Após a elaboração dos diagnósticos, os dados foram compilados em um banco de
dados criados no Programa Epi Info, revisão 2 e organizados como exposto no
quadro. Em seguida foi feita a análise a partir da leitura das freqüências
numéricas, consolidando-as na literatura pertinente.

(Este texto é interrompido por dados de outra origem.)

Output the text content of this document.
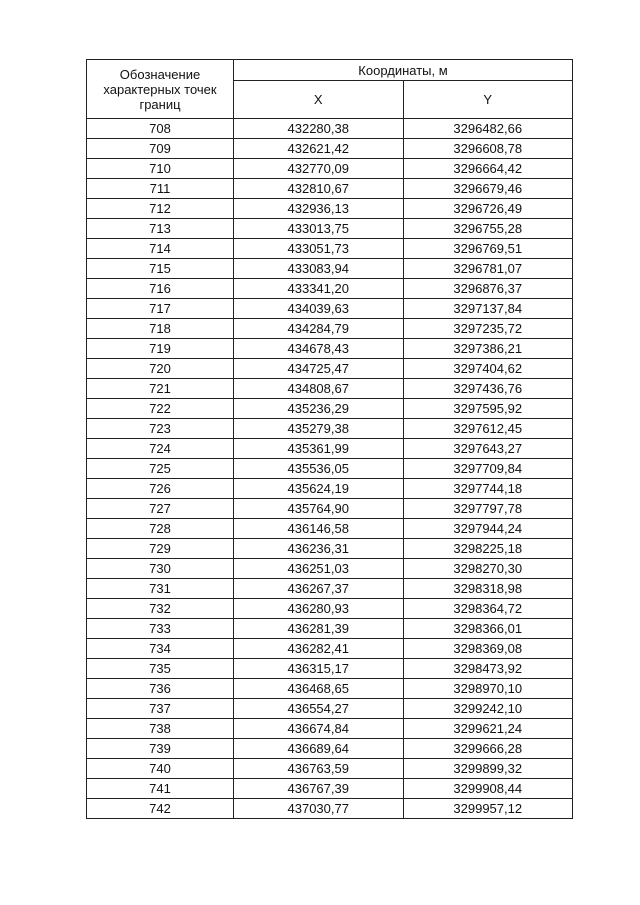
Обозначение характерных точек границ	Координаты, м	
	X	Y
708	432280,38	3296482,66
709	432621,42	3296608,78
710	432770,09	3296664,42
711	432810,67	3296679,46
712	432936,13	3296726,49
713	433013,75	3296755,28
714	433051,73	3296769,51
715	433083,94	3296781,07
716	433341,20	3296876,37
717	434039,63	3297137,84
718	434284,79	3297235,72
719	434678,43	3297386,21
720	434725,47	3297404,62
721	434808,67	3297436,76
722	435236,29	3297595,92
723	435279,38	3297612,45
724	435361,99	3297643,27
725	435536,05	3297709,84
726	435624,19	3297744,18
727	435764,90	3297797,78
728	436146,58	3297944,24
729	436236,31	3298225,18
730	436251,03	3298270,30
731	436267,37	3298318,98
732	436280,93	3298364,72
733	436281,39	3298366,01
734	436282,41	3298369,08
735	436315,17	3298473,92
736	436468,65	3298970,10
737	436554,27	3299242,10
738	436674,84	3299621,24
739	436689,64	3299666,28
740	436763,59	3299899,32
741	436767,39	3299908,44
742	437030,77	3299957,12
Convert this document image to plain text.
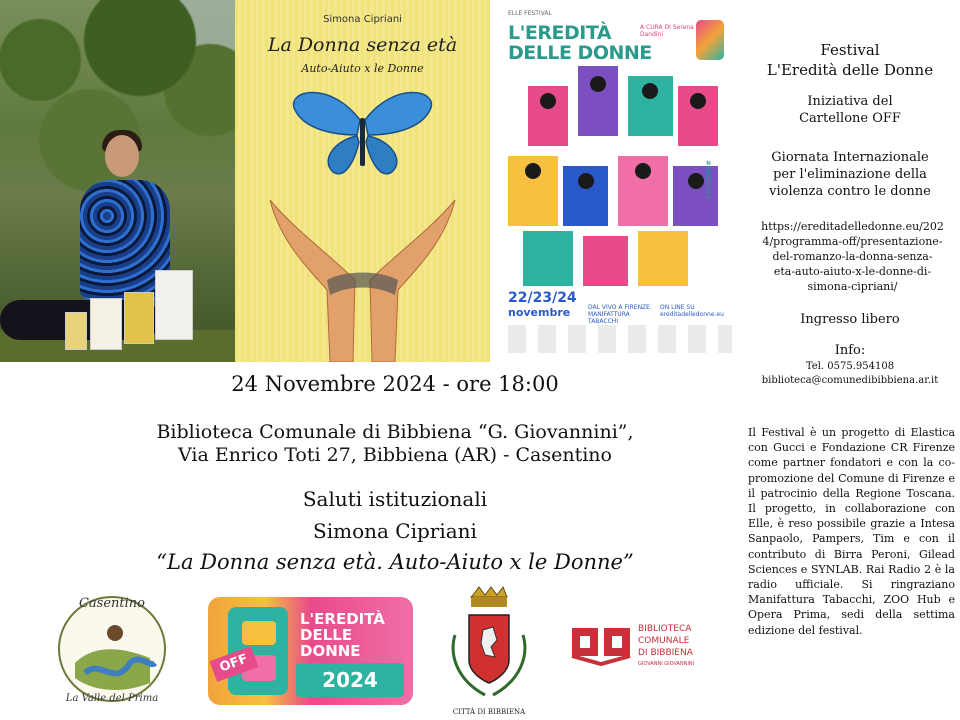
Simona Cipriani
La Donna senza età
Auto-Aiuto x le Donne
ELLE FESTIVAL
L'EREDITÀ
DELLE DONNE
A CURA DI Serena Dandini
#EDD2024
22/23/24
novembre	DAL VIVO A FIRENZE MANIFATTURA TABACCHI
ON LINE SU ereditadelledonne.eu
Festival
L'Eredità delle Donne
Iniziativa del
Cartellone OFF
Giornata Internazionale
per l'eliminazione della
violenza contro le donne
https://ereditadelledonne.eu/202
4/programma-off/presentazione-
del-romanzo-la-donna-senza-
eta-auto-aiuto-x-le-donne-di-
simona-cipriani/
Ingresso libero
Info:
Tel. 0575.954108
biblioteca@comunedibibbiena.ar.it
Il Festival è un progetto di Elastica con Gucci e Fondazione CR Firenze come partner fondatori e con la co-promozione del Comune di Firenze e il patrocinio della Regione Toscana. Il progetto, in collaborazione con Elle, è reso possibile grazie a Intesa Sanpaolo, Pampers, Tim e con il contributo di Birra Peroni, Gilead Sciences e SYNLAB. Rai Radio 2 è la radio ufficiale. Si ringraziano Manifattura Tabacchi, ZOO Hub e Opera Prima, sedi della settima edizione del festival.
24 Novembre 2024 - ore 18:00
Biblioteca Comunale di Bibbiena “G. Giovannini”,
Via Enrico Toti 27, Bibbiena (AR) - Casentino
Saluti istituzionali
Simona Cipriani
“La Donna senza età. Auto-Aiuto x le Donne”
Casentino
La Valle del Prima
OFF
L'EREDITÀ DELLE DONNE
2024
CITTÀ DI BIBBIENA
BIBLIOTECA
COMUNALE
DI BIBBIENA
GIOVANNI GIOVANNINI
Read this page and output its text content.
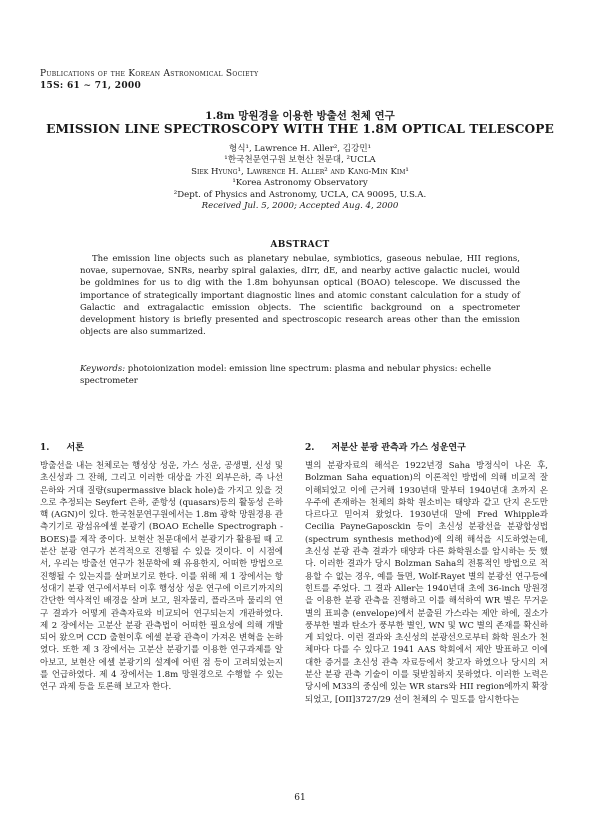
Publications of the Korean Astronomical Society
15S: 61 ∼ 71, 2000
1.8m 망원경을 이용한 방출선 천체 연구
EMISSION LINE SPECTROSCOPY WITH THE 1.8M OPTICAL TELESCOPE
형식¹, Lawrence H. Aller², 김강민¹
¹한국천문연구원 보현산 천문대, ²UCLA
Siek Hyung¹, Lawrence H. Aller² and Kang-Min Kim¹
¹Korea Astronomy Observatory
²Dept. of Physics and Astronomy, UCLA, CA 90095, U.S.A.
Received Jul. 5, 2000; Accepted Aug. 4, 2000
ABSTRACT
The emission line objects such as planetary nebulae, symbiotics, gaseous nebulae, HII regions, novae, supernovae, SNRs, nearby spiral galaxies, dIrr, dE, and nearby active galactic nuclei, would be goldmines for us to dig with the 1.8m bohyunsan optical (BOAO) telescope. We discussed the importance of strategically important diagnostic lines and atomic constant calculation for a study of Galactic and extragalactic emission objects. The scientific background on a spectrometer development history is briefly presented and spectroscopic research areas other than the emission objects are also summarized.
Keywords: photoionization model: emission line spectrum: plasma and nebular physics: echelle spectrometer
1. 서론	2. 저분산 분광 관측과 가스 성운연구

방출선을 내는 천체로는 행성상 성운, 가스 성운, 공생별, 신성 및 초신성과 그 잔해, 그리고 이러한 대상을 가진 외부은하, 즉 나선 은하와 거대 질량(supermassive black hole)을 가지고 있을 것으로 추정되는 Seyfert 은하, 준항성 (quasars)등의 활동성 은하핵 (AGN)이 있다. 한국천문연구원에서는 1.8m 광학 망원경용 관측기기로 광섬유에셀 분광기 (BOAO Echelle Spectrograph - BOES)를 제작 중이다. 보현산 천문대에서 분광기가 활용될 때 고분산 분광 연구가 본격적으로 진행될 수 있을 것이다. 이 시점에서, 우리는 방출선 연구가 천문학에 왜 유용한지, 어떠한 방법으로 진행될 수 있는지를 살펴보기로 한다. 이를 위해 제 1 장에서는 항성대기 분광 연구에서부터 이후 행성상 성운 연구에 이르기까지의 간단한 역사적인 배경을 살펴 보고, 원자물리, 플라즈마 물리의 연구 결과가 어떻게 관측자료와 비교되어 연구되는지 개관하였다. 제 2 장에서는 고분산 분광 관측법이 어떠한 필요성에 의해 개발되어 왔으며 CCD 출현이후 에셀 분광 관측이 가져온 변혁을 논하였다. 또한 제 3 장에서는 고분산 분광기를 이용한 연구과제를 알아보고, 보현산 에셀 분광기의 설계에 어떤 점 등이 고려되었는지를 언급하였다. 제 4 장에서는 1.8m 망원경으로 수행할 수 있는 연구 과제 등을 토론해 보고자 한다.

별의 분광자료의 해석은 1922년경 Saha 방정식이 나온 후, Bolzman Saha equation)의 이론적인 방법에 의해 비교적 잘 이해되었고 이에 근거해 1930년대 말부터 1940년대 초까지 온 우주에 존재하는 천체의 화학 원소비는 태양과 같고 단지 온도만 다르다고 믿어져 왔었다. 1930년대 말에 Fred Whipple과 Cecilia PayneGaposckin 등이 초신성 분광선을 분광합성법(spectrum synthesis method)에 의해 해석을 시도하였는데, 초신성 분광 관측 결과가 태양과 다른 화학원소를 암시하는 듯 했다. 이러한 결과가 당시 Bolzman Saha의 전통적인 방법으로 적용할 수 없는 경우, 예를 들면, Wolf-Rayet 별의 분광선 연구등에 힌트를 주었다. 그 결과 Aller는 1940년대 초에 36-inch 망원경을 이용한 분광 관측을 진행하고 이를 해석하여 WR 별은 무거운 별의 표피층 (envelope)에서 분출된 가스라는 제안 하에, 질소가 풍부한 별과 탄소가 풍부한 별인, WN 및 WC 별의 존재를 확신하게 되었다. 이런 결과와 초신성의 분광선으로부터 화학 원소가 천체마다 다를 수 있다고 1941 AAS 학회에서 제안 발표하고 이에 대한 증거를 초신성 관측 자료등에서 찾고자 하였으나 당시의 저분산 분광 관측 기술이 이를 뒷받침하지 못하였다. 이러한 노력은 당시에 M33의 중심에 있는 WR stars와 HII region에까지 확장되었고, [OII]3727/29 선이 천체의 수 밀도를 암시한다는

61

Nesta pesquisa foram respeitados os preceitos éticos e legais a serem seguidos
nas investigações envolvendo seres humanos, conforme preconiza a Resolução 196/
1996, do Conselho Nacional de Saúde(14). Para tanto, o projeto em pauta foi
apreciado pelo Comitê de Ética em Pesquisa do hospital destinado ao estudo.
3. RESULTADOS E DISCUSSÃO
3.1 Diagnósticos de Enfermagem
Os dados foram organizados no relacionado à caracterização dos participantes
quanto a identificação, diagnósticos de médicos, diagnósticos de enfermagem e
fatores de risco à ocorrência de doença coronariana.
A faixa etária dos participantes submetidos a cirurgia de RM variou de 37 a 87
anos. Prevaleceu a faixa entre 67 e 77 anos (31,8%). Quanto ao sexo, a
prevalência de homens (63,6%) foi maior do que a de mulheres (36,4%). A maioria
dos participantes residiam na capital (54,5%), 41,0% eram oriundos do interior
do Estado e apenas 4,5% provinham de outro Estado. Como mostrou a escolaridade,
nenhum participante possuía nível superior, a maioria não deles não haviam
completado o ensino fundamental (45,5%) e outros não sabiam ler e escrever
(31,8%).
Entre os diagnósticos médicos encontrados que conduziram à cirurgia cardíaca de
RM, os de maior evidência foram a insuficiência coronariana -ICO (72,8%) e o
IAM (72,8%). Estava presente, também, angina instável (36,4%), porém com
freqüência menor.
Dos fatores de risco evidenciados, os mais prevalentes foram a HAS (86,4%), o
tabagismo (63,6%) e o diabetes melitus (45,5%). Foram encontrados, ainda,
dislipidemia -DLP (40,9%) e doença pulmonar obstrutiva crônica- DPOC (4,5%).
No Quadro_1 constam os diagnósticos de enfermagem identificados. No entanto,
serão comentados apenas os de freqüência maior que 50%.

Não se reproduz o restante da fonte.